Divers who suffer from neurological DCS symptoms have been shown to have a PFO prevalence of twice that again, almost four times prevalence of the general population. On the other hand, pain-only DCS does not appear to be associated with the PFO.

It is generally accepted that the risk of DCS seems to increase with the size of a PFO, and that divers with a PFO are at greater risk of DCS than their counterparts without. Studies on the relative risk of DCS in divers with a PFO are still ongoing, but the association is fairly well established and deserving of consideration.

Is there a treatment?

Because a PFO causes no symptoms, the condition is typically undiagnosed. It is possible to detect the communication between the atria with non-invasive contrast transthoracic echocardiography (TTE), or transesophageal echo- cardiography (TEE), but both methods have some weaknesses.

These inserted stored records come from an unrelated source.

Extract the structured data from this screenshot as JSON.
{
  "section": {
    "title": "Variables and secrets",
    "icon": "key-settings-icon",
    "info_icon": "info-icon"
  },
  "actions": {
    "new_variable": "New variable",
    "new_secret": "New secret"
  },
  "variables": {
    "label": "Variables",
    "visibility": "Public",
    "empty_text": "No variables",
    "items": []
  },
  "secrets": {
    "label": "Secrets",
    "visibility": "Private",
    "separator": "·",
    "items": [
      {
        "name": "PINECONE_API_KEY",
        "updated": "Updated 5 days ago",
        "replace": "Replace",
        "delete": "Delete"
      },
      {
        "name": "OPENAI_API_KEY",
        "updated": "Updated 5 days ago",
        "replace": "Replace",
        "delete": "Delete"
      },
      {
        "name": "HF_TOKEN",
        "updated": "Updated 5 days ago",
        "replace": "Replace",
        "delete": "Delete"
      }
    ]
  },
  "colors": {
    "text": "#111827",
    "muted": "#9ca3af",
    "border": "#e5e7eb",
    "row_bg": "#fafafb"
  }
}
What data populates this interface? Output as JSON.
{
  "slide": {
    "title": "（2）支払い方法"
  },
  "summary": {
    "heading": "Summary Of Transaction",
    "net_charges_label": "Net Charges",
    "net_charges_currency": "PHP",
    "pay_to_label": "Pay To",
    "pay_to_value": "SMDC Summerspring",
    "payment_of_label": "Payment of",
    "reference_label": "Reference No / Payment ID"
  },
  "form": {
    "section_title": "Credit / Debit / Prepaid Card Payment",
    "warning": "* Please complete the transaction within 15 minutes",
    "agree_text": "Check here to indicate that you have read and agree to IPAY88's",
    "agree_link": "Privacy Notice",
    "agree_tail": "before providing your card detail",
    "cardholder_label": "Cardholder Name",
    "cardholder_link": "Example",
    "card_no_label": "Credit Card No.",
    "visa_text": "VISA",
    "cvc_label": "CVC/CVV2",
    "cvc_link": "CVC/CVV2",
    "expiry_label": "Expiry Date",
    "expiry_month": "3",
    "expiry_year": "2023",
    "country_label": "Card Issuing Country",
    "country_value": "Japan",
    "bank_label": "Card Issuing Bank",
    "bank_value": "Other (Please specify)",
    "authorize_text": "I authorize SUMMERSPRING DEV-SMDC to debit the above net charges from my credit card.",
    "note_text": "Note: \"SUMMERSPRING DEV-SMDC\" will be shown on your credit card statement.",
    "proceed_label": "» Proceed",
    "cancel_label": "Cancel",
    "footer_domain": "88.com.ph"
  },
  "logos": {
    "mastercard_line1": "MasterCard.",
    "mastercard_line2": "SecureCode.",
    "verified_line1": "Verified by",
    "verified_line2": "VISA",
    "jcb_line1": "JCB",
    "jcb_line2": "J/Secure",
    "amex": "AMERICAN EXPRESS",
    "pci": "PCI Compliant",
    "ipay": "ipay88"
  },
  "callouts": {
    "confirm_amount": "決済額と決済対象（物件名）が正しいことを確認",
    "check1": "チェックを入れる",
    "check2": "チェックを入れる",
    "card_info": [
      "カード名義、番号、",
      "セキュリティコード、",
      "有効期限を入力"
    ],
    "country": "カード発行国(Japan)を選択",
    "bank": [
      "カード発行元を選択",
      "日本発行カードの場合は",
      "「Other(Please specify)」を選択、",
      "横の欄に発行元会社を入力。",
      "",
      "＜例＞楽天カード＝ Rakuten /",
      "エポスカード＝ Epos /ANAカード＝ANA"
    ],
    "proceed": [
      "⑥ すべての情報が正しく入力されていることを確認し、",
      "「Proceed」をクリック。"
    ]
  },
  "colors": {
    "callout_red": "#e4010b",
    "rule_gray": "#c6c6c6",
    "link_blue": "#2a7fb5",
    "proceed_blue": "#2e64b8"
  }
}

TTE involves placing an ultrasound probe on the outer wall of the chest, but it detects a PFO only in half of the estimated population that has the condition. However, it catches most large PFO, which are considered an increased risk for DCS, and thus is recommended as a standard test for PFO in divers. TEE is more sensitive than TTE, but it is an invasive procedure that requires anesthesia, and is used only for special indications.

Current recommendations are that only divers with potentially indicative symptoms get tested for the condition. Divers with several incidents of DCS involving neurological or cutaneous symptoms should consider undergoing an evaluation and PFO screening.

PFOs can be closed with a transcatheter closure procedure, but the surgery is not without risks and there is no data on the outcome of PFO closures in divers. Recommendations on what acceptable indications for PFO closure may be vary, and divers with a suspected PFO should consult with a physician familiar with diving medicine to discuss the risks and benefits pertinent to their specific case. Divers with a diagnosed PFO who do not wish to undergo surgery can opt to dive more conservatively and avoid deep or long dives to minimize their risk of DCS.